Both Adeline and her older siblings are emotionally abused by their stepmother, with Adeline taking the brunt of the abuse. However, despite this, Adeline never gives up hope that her father will love her and be proud of her. She channels her energy into her schoolwork and excels academically. Adeline finds solace in the affection of her grandmother and grandfather, Ye Ye. She finds both love and affirmation in her aunt Baba, who extols Adeline’s intelligence and encourages her studies.
When the Communists take power in China, Adeline and her family flee to the British colony of Hong Kong. However, Aunt Baba stays behind, and Adeline grieves the loss of the family member she is closest to. In Hong Kong, Adeline’s life improves when she wins a playwriting competition. Her father seems proud of her for the first time, and she is able to convince him to send her to school in England.
After graduating from college, Adeline returns to Hong Kong. Her father takes charge of her career, sending her to a low-paid hospital internship. Through the internship, Adeline meets an American named Martin, who helps her move to a boardinghouse run by his parents in New York.

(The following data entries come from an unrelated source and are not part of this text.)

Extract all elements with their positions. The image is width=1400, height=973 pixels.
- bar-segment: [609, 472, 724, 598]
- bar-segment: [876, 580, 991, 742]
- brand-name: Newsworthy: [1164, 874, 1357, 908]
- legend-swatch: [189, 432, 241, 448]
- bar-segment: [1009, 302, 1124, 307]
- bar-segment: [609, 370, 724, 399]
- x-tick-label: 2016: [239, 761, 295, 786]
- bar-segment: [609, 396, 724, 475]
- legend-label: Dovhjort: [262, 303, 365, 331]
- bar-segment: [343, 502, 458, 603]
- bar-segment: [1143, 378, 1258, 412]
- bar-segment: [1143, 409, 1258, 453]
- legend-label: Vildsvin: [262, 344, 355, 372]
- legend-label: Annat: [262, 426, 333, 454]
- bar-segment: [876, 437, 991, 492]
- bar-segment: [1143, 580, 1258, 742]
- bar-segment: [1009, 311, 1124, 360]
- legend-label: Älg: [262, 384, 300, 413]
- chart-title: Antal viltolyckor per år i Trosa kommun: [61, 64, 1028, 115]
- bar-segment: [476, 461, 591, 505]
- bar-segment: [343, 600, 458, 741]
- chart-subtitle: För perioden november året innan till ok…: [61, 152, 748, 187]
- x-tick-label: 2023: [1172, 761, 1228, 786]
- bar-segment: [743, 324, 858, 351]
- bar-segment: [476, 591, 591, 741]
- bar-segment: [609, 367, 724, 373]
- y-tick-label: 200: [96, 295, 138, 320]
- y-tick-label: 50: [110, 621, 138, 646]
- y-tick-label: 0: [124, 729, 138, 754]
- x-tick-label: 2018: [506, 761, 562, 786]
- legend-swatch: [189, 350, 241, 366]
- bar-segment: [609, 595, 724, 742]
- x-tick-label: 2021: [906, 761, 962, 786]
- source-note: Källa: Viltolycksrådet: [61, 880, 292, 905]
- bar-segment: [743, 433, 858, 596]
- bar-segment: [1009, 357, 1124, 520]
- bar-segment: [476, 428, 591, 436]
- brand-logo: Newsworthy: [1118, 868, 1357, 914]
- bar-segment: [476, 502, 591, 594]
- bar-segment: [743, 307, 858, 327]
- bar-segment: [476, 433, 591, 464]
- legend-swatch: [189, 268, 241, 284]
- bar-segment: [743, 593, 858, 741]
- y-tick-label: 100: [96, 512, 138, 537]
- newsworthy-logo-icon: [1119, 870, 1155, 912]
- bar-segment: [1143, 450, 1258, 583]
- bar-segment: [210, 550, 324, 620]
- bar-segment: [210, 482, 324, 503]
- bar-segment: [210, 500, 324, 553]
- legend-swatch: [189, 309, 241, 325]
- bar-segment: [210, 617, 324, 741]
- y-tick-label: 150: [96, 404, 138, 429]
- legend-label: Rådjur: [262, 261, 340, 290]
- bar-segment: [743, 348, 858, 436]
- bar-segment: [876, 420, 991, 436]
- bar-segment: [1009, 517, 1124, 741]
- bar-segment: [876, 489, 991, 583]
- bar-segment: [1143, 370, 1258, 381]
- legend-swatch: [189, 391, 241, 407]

There, she meets a Chinese immigrant named Byron and marries him after only a few weeks in America. Their marriage quickly sours, and Byron is both dishonest and abusive. Eventually, Adeline divorces him and marries Robert Mah, a Chinese American professor at UCLA. With Robert, Adeline enjoys a happy and supportive “tian zuo zhi he (heaven-made union)” (210).

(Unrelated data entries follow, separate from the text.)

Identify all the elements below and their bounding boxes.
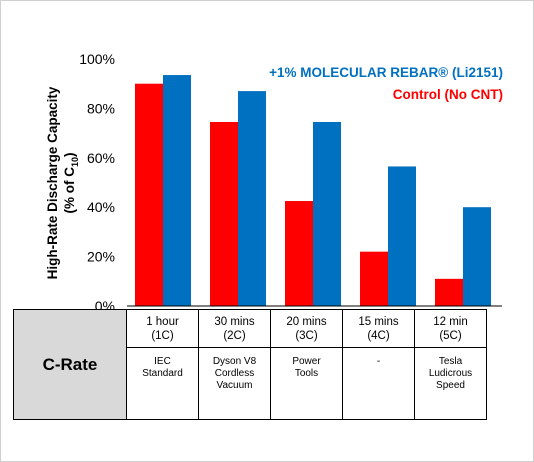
y-axis-label-line2: (% of C10) [62,152,80,213]
bar-group [135,75,491,307]
y-axis-label: High-Rate Discharge Capacity [45,86,60,279]
y-tick-label: 80% [87,100,115,116]
application-cell-5: Tesla Ludicrous Speed [414,347,487,420]
bar-rebar [238,91,266,306]
c-rate-header: C-Rate [13,309,127,420]
bar-rebar [388,166,416,306]
c-rate-table: C-Rate 1 hour (1C) 30 mins (2C) 20 mins … [13,309,487,420]
y-tick-label: 100% [79,51,115,67]
y-axis-label-line1: High-Rate Discharge Capacity [45,86,60,279]
rate-cell-3: 20 mins (3C) [270,309,343,348]
bar-control [210,121,238,306]
rate-cell-4: 15 mins (4C) [342,309,415,348]
y-axis-ticks: 0% 20% 40% 60% 80% 100% [79,51,115,310]
rate-cell-1: 1 hour (1C) [126,309,199,348]
discharge-capacity-chart: 0% 20% 40% 60% 80% 100% High-Rate Discharge C… [45,51,503,310]
y-tick-label: 60% [87,150,115,166]
bar-control [285,201,313,306]
table-row-rates: C-Rate 1 hour (1C) 30 mins (2C) 20 mins … [13,309,487,420]
bar-control [435,278,463,306]
application-cell-3: Power Tools [270,347,343,420]
y-tick-label: 20% [87,249,115,265]
application-cell-2: Dyson V8 Cordless Vacuum [198,347,271,420]
bar-rebar [463,207,491,306]
bar-control [135,83,163,306]
y-tick-label: 40% [87,199,115,215]
bar-rebar [163,75,191,307]
bar-rebar [313,121,341,306]
bar-control [360,251,388,306]
rate-cell-5: 12 min (5C) [414,309,487,348]
application-cell-4: - [342,347,415,420]
y-tick-label: 0% [95,298,115,310]
application-cell-1: IEC Standard [126,347,199,420]
rate-cell-2: 30 mins (2C) [198,309,271,348]
table-row-applications: IEC Standard Dyson V8 Cordless Vacuum Po… [14,347,487,420]
legend-entry-control: Control (No CNT) [393,87,503,102]
legend-entry-rebar: +1% MOLECULAR REBAR® (Li2151) [269,65,503,80]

After the fall of Communism, Adeline returns to China to visit with Aunt Baba. She is moved by her aunt’s determination to survive the hardships she experienced under Communist rule. When her father dies, Adeline returns to Hong Kong and learns that Niang has effectively disinherited her entire family, claiming all of her father’s wealth and assets. When Niang dies of cancer, her will generates tensions between Adeline and her siblings, revealing deep familial conspiracies and betrayals.
The book closes with Adeline’s return to China just before Aunt Baba’s death. She realizes that Aunt Baba was more of a parent to her than her father or Niang ever were, and the two women are able to find peace in their bond.
Adeline Yen Mah is the founder and president of the Falling Leaves Foundation, an organization designed to promote understanding between the East and the West and to provide funds for the study of Chinese history, language, and culture. The foundation awards a yearly poetry prize at UCLA and promotes the learning of Mandarin through online games and tutorials. Since the release of Falling Leaves, Adeline Yen Mah has released six additional books, including Chinese Cinderella: The Secret Story of an Unwanted Daughter, an abridged version of Falling Leaves focusing on her childhood years and geared toward children. She has also written a series of children’s novels loosely based on her childhood.